My husband gradually grew content. A little loose piece of him clicked into place — and in only one night! He knew he would most likely never be back, and that was okay with both of us, even if it was sad, too.

Going home is always a bit like that. Funky tiles no longer hang on the living room wall in Dartmouth. My childhood home is now sleek and modern and recently inhabited by people with good taste. It came on the market last spring, and my sister toured it, camera in hand. The red shag rug that covered the basement floor is gone. Our orange dining room with the striped wallpaper lives on only in our memory, where it belongs, quite frankly.

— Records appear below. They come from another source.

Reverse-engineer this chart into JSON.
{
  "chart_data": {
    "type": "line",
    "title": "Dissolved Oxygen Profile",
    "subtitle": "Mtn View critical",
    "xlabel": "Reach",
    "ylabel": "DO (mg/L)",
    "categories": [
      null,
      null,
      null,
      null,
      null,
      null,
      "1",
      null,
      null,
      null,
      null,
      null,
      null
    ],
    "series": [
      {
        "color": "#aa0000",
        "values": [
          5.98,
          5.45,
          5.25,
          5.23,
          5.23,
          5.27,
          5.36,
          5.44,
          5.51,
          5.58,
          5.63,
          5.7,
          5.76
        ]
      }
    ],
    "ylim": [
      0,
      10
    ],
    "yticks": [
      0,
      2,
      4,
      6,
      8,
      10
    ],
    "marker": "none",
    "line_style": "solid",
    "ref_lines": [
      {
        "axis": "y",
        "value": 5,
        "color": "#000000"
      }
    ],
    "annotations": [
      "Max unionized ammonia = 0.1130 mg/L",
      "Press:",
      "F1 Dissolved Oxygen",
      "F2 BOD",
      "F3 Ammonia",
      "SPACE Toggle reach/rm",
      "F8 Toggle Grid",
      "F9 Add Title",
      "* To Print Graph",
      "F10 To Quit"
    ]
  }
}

Whenever I am back in Nova Scotia, sentimental to the extreme, I make a point of driving by bus stops I used to stand at, the Chinese restaurant where I ate the pu-pu platter wearing a wrist corsage for my Grade 9 grad, and Woodlawn United, where I swear I can still smell the never-ending supply of soft green homemade playdough.

And of course, I drive by 25 Windward Ave. It is smaller than I remember. My kids can hardly believe I survived such containment. And the tiny tree that grew up alongside me on the front lawn is now a towering, leafy mass, almost eclipsing the home where I cried, laughed, worked on my somersaults and sang along to Leo Sayer more than any human ever should. It makes me smile and it makes me sad just to think of it.